Experience Classicsonline



The latest Met Matinee Broadcast reissue showcases opera’s most famous double-act. As with many of these Met releases, it’s a mixed success.
 
With Cavalleria, it’s the set’s two leads that are worth hearing. It’s easy to see why the village girls all fall for Tucker’s Turridu, a silver-tongued devil with a rakish edge. There is a gleaming, burnished quality to his voice that is most appealing. He is very fine in the duet with Santuzza, as well as in the drinking song, though his final appeal to his mother perhaps goes a little over the top. Eileen Farrell, in her final Met broadcast, gets off to a slightly iffy start, but her voice achieves marvellous intensity for Voi lo sapete and she leads the Easter hymn very well indeed. She, too, is good in the duet, but her final denunciation of Turridu is rather too pantomimish. Bardelli’s Alfio is solid, if nothing special, and both Miller’s Lola and Chookasian’s Mamma Lucia are a little anonymous. The choral singing becomes very good in the Easter Hymn but they sound excessively raw in their entries. That leads to the biggest problem: the limitations of the 1964 mono sound and the live performance.
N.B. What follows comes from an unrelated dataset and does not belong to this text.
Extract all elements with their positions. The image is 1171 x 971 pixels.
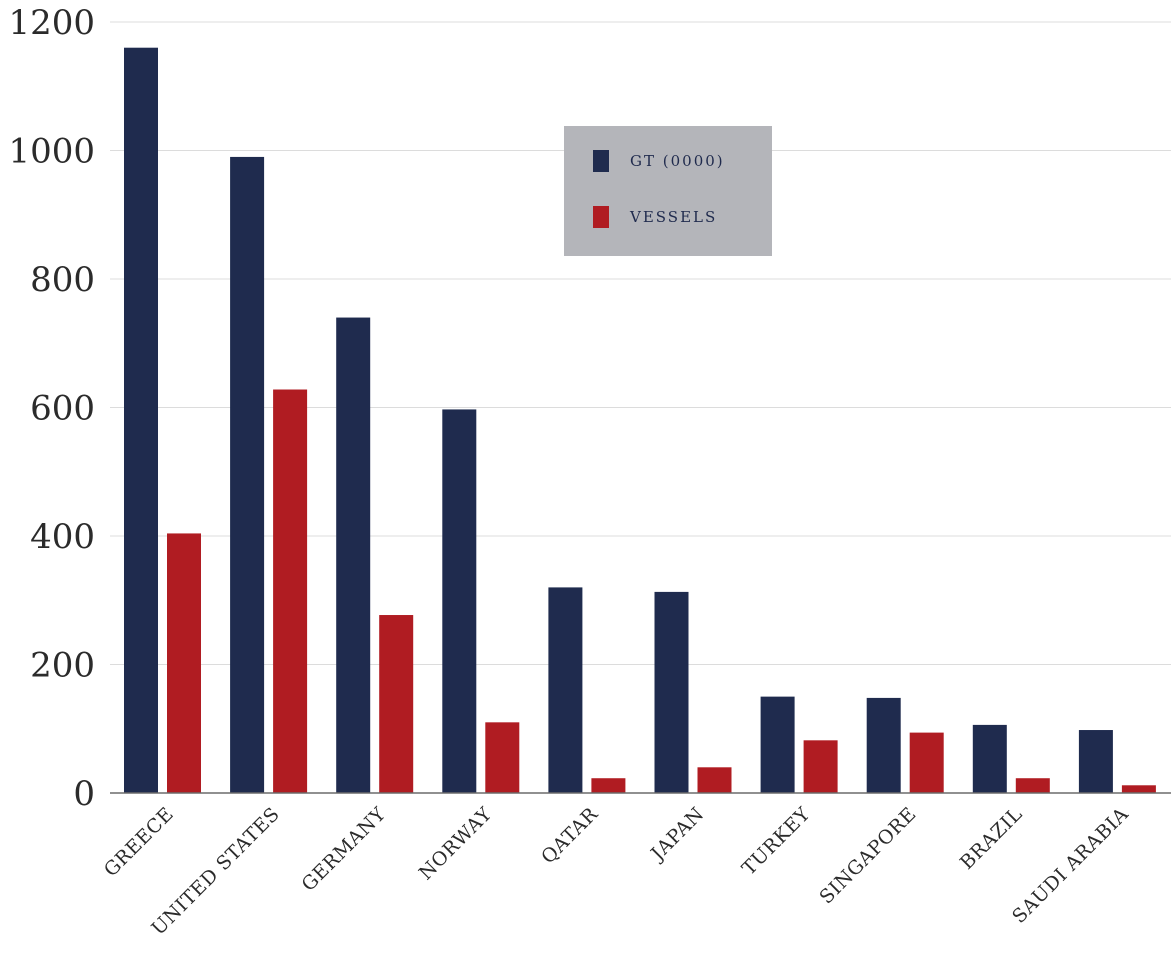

Mascagni’s lovely score often needs to float on the air, especially in the opening interchanges between the male and female choruses, but the boxy, rather close sound leaves no room for subtlety or shading, and that also affects the string tone for the Intermezzo, which is uncomfortably thick.
 
Pagliacci is a similarly mixed success. The most successful role is Lucine Amara’s Nedda, a properly sexy vamp. Her tone is seductive and alluring during her aria, and tender during the duet with Silvio, but she achieves thrilling defiance in the final scene, raising the roof with the quality of the tension. Be in no doubt that the chief “attraction” of the set is Franco Corelli’s Canio. Corelli’s fog-horn tendencies are on full display, and he will neither disappoint his fans nor confound his critics. However, I found little to warm to here. The opening scene, Un grande spettacolo, is marred by self-indulgent posturing, often swooning over a note rather than hitting it cleanly, and the subsequent aria, Un tal gioco, is sapped of any tension by the ham with which he overacts it. Admittedly, he uses his tone to thrilling effect when he catches Nedda and Silvio, and the great cry of Ridi, Pagliaccio is super, but he gasps and blows his way through the final scene without any control, and the final minutes of his interpretation threaten to depart from what most of us would perceive as music! The other roles are solid but unexceptional, Tonio sounding suitably malevolent and Silvio sounding convincingly love-struck.
 
In both operas, Nello Santi conducts like a true-blue Italian, injecting plenty of red-blooded fire into the score and making it bristle with passion. That said, he doesn’t always manage to shade the gentler moments, such as they are, with enough contrast. I also found his choice of tempi unhelpful in much of Pagliacci, however, sometimes draining the tension rather than tightening it. The playing of the orchestra is good but, again, the quality of the sound recording doesn’t help.
 
So it’s an iffy release, and probably only for die-hard fans of the leads; and, believe me, you would have to be a serious Corelli fan to buy this set for his contribution! In that, it shares one of the chief drawbacks of these Met broadcast re-releases: they tend to showcase the achievements of particular stars in their heydays, in this case Tucker and Corelli. They don’t really work as total realisations of the work in hand, and I don’t think many of them would bear repeated listenings, with the probable exception of their Meistersinger. The budget price helps, but explore only with caution. The package includes an un-cued synopsis but no libretto.